Tess of the d’Urbervilles – Task Nine

“She went stealthily as a cat through this profusion of growth, gathering CUCKOO SPITTLE on her skirts, cracking snails that were underfoot, staining her hands with THISTLE MILK and slug-slime, and rubbing off upon her naked arms sticky blights which, though snow-white on the apple-tree trunks, made madder STAINS on her skin…”

  1. The language here is incredibly sensual, emphasising the S, TH and K sounds. It is a place of overflowing fertility, and this sensuality emphasises Tess’s sexual ease.
  2. Tess walks through this sexualised setting and again her white skin is “stained” by red. However, here there is no sense of shame attached to her being stained – it is entirely natural. Hardy suggests that sex in nature is natural, and only the rules of society make it something to be ashamed of.


“My life looks as if it had been wasted for want of chances!

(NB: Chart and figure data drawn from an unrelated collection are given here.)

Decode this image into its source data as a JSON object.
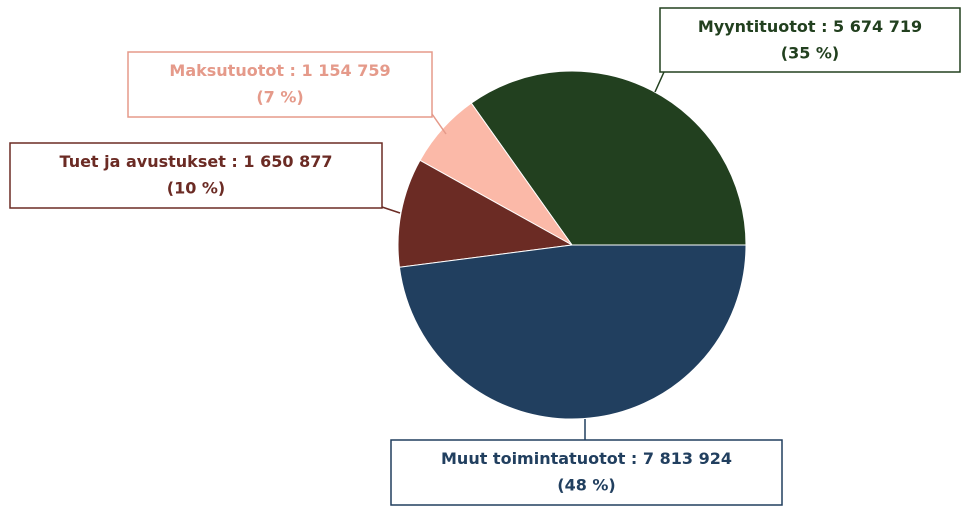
{
  "chart_data": {
    "type": "pie",
    "categories": [
      "Myyntituotot",
      "Maksutuotot",
      "Tuet ja avustukset",
      "Muut toimintatuotot"
    ],
    "separator": " : ",
    "values": [
      5674719,
      1154759,
      1650877,
      7813924
    ],
    "value_labels": [
      "5 674 719",
      "1 154 759",
      "1 650 877",
      "7 813 924"
    ],
    "percent_labels": [
      "(35 %)",
      "(7 %)",
      "(10 %)",
      "(48 %)"
    ],
    "colors": [
      "#22401f",
      "#fbb9a8",
      "#6b2b24",
      "#213f5f"
    ],
    "label_colors": [
      "#22401f",
      "#e59a8a",
      "#6b2b24",
      "#213f5f"
    ],
    "start_angle": 0,
    "direction": "counterclockwise"
  }
}
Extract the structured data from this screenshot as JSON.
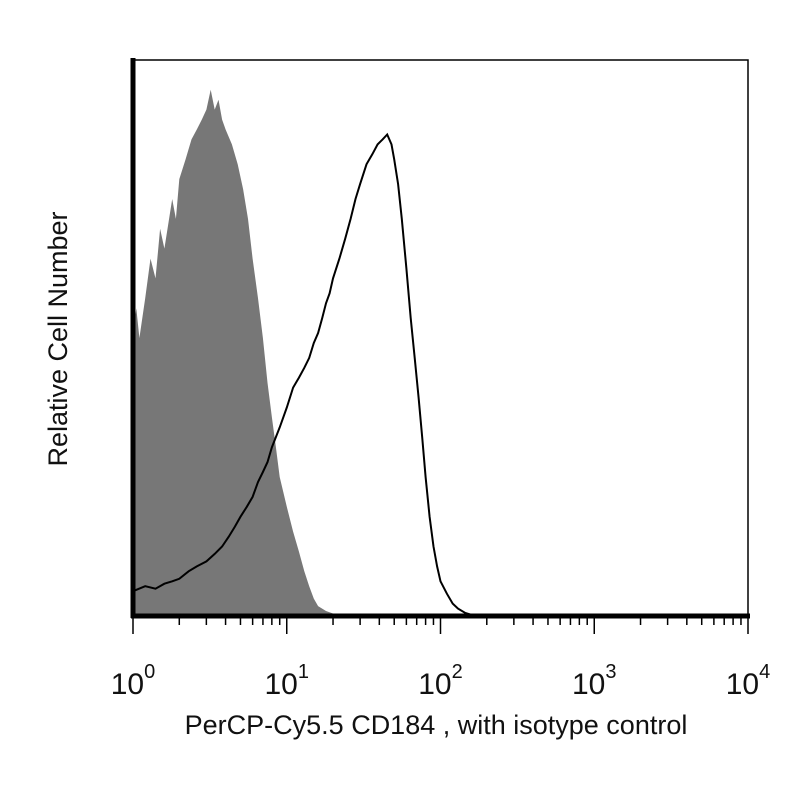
{
  "chart_data": {
    "type": "histogram",
    "xlabel": "PerCP-Cy5.5 CD184 , with isotype control",
    "ylabel": "Relative Cell Number",
    "x_scale": "log",
    "xlim": [
      1,
      10000
    ],
    "ylim": [
      0,
      1.12
    ],
    "x_ticks": [
      {
        "base": "10",
        "exp": "0",
        "value": 1
      },
      {
        "base": "10",
        "exp": "1",
        "value": 10
      },
      {
        "base": "10",
        "exp": "2",
        "value": 100
      },
      {
        "base": "10",
        "exp": "3",
        "value": 1000
      },
      {
        "base": "10",
        "exp": "4",
        "value": 10000
      }
    ],
    "grid": false,
    "legend": "none",
    "series": [
      {
        "style": "filled",
        "color": "#777777",
        "points": [
          [
            1.0,
            0.57
          ],
          [
            1.05,
            0.62
          ],
          [
            1.1,
            0.56
          ],
          [
            1.2,
            0.64
          ],
          [
            1.3,
            0.72
          ],
          [
            1.4,
            0.68
          ],
          [
            1.5,
            0.78
          ],
          [
            1.6,
            0.74
          ],
          [
            1.8,
            0.84
          ],
          [
            1.9,
            0.8
          ],
          [
            2.0,
            0.88
          ],
          [
            2.2,
            0.92
          ],
          [
            2.4,
            0.96
          ],
          [
            2.6,
            0.98
          ],
          [
            2.8,
            1.0
          ],
          [
            3.0,
            1.02
          ],
          [
            3.2,
            1.06
          ],
          [
            3.4,
            1.02
          ],
          [
            3.6,
            1.04
          ],
          [
            3.8,
            1.0
          ],
          [
            4.0,
            0.98
          ],
          [
            4.4,
            0.95
          ],
          [
            4.8,
            0.91
          ],
          [
            5.2,
            0.86
          ],
          [
            5.6,
            0.8
          ],
          [
            6.0,
            0.72
          ],
          [
            6.5,
            0.64
          ],
          [
            7.0,
            0.56
          ],
          [
            7.5,
            0.47
          ],
          [
            8.0,
            0.4
          ],
          [
            8.5,
            0.34
          ],
          [
            9.0,
            0.28
          ],
          [
            10.0,
            0.22
          ],
          [
            11.0,
            0.17
          ],
          [
            12.0,
            0.13
          ],
          [
            13.0,
            0.09
          ],
          [
            14.0,
            0.06
          ],
          [
            15.0,
            0.035
          ],
          [
            16.0,
            0.02
          ],
          [
            18.0,
            0.01
          ],
          [
            20.0,
            0.005
          ],
          [
            25.0,
            0.0
          ]
        ]
      },
      {
        "style": "outline",
        "color": "#000000",
        "points": [
          [
            1.0,
            0.05
          ],
          [
            1.2,
            0.06
          ],
          [
            1.4,
            0.055
          ],
          [
            1.6,
            0.065
          ],
          [
            1.8,
            0.07
          ],
          [
            2.0,
            0.075
          ],
          [
            2.3,
            0.09
          ],
          [
            2.6,
            0.1
          ],
          [
            3.0,
            0.11
          ],
          [
            3.4,
            0.125
          ],
          [
            3.8,
            0.14
          ],
          [
            4.2,
            0.16
          ],
          [
            4.6,
            0.18
          ],
          [
            5.0,
            0.2
          ],
          [
            5.5,
            0.22
          ],
          [
            6.0,
            0.24
          ],
          [
            6.5,
            0.27
          ],
          [
            7.0,
            0.29
          ],
          [
            7.5,
            0.31
          ],
          [
            8.0,
            0.34
          ],
          [
            9.0,
            0.38
          ],
          [
            10.0,
            0.42
          ],
          [
            11.0,
            0.46
          ],
          [
            12.0,
            0.48
          ],
          [
            13.0,
            0.5
          ],
          [
            14.0,
            0.52
          ],
          [
            15.0,
            0.55
          ],
          [
            16.0,
            0.57
          ],
          [
            17.0,
            0.6
          ],
          [
            18.0,
            0.63
          ],
          [
            19.0,
            0.65
          ],
          [
            20.0,
            0.68
          ],
          [
            22.0,
            0.72
          ],
          [
            24.0,
            0.76
          ],
          [
            26.0,
            0.8
          ],
          [
            28.0,
            0.84
          ],
          [
            30.0,
            0.87
          ],
          [
            33.0,
            0.91
          ],
          [
            36.0,
            0.93
          ],
          [
            39.0,
            0.95
          ],
          [
            42.0,
            0.96
          ],
          [
            45.0,
            0.97
          ],
          [
            48.0,
            0.95
          ],
          [
            50.0,
            0.92
          ],
          [
            53.0,
            0.87
          ],
          [
            56.0,
            0.8
          ],
          [
            60.0,
            0.7
          ],
          [
            64.0,
            0.6
          ],
          [
            68.0,
            0.52
          ],
          [
            72.0,
            0.44
          ],
          [
            76.0,
            0.36
          ],
          [
            80.0,
            0.28
          ],
          [
            85.0,
            0.2
          ],
          [
            90.0,
            0.14
          ],
          [
            95.0,
            0.1
          ],
          [
            100.0,
            0.07
          ],
          [
            110.0,
            0.045
          ],
          [
            120.0,
            0.025
          ],
          [
            130.0,
            0.015
          ],
          [
            145.0,
            0.006
          ],
          [
            160.0,
            0.002
          ],
          [
            170.0,
            0.0
          ]
        ]
      }
    ]
  }
}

When I see what you KNOW what you have READ and SEEN and THOUGHT, I feel what a nothing I am!”

The listed verbs are all indicators of how little Tess thinks of herself, but how superior she feels Angel is: “know”, “read”, “see”, “think”: these all suggest his greater experience of the world, but despite this, he is still very childish in his emotions, unlike Tess who has matured.


“Do you know that I have UNDERGONE three quarters of this labour entirely for the sake of the fourth quarter?”

Carrying the other maids is considered a “labour” by Angel; he has orchestrated the meeting with Tess. While this may be seen as romantic, can it not also be seen as predatory by Angel? Tess is isolated and cannot turn him away.


How very lovable her face was to him. Yet there was nothing ETHEREAL about it; all was real vitality, real warmth, real incarnation. PERFECT, he, as a lover, might have called them off-hand. But no — they were not PERFECT.”

Hardy stresses that Tess is not perfect, and this is what makes her beauty real – not “ethereal”, spiritual. Hardy goes to great lengths to persuade the reader that Tess is not an archetype, a stereotypical depiction of a woman – she is a real woman with faults and flaws, but she is all the more beautiful for this.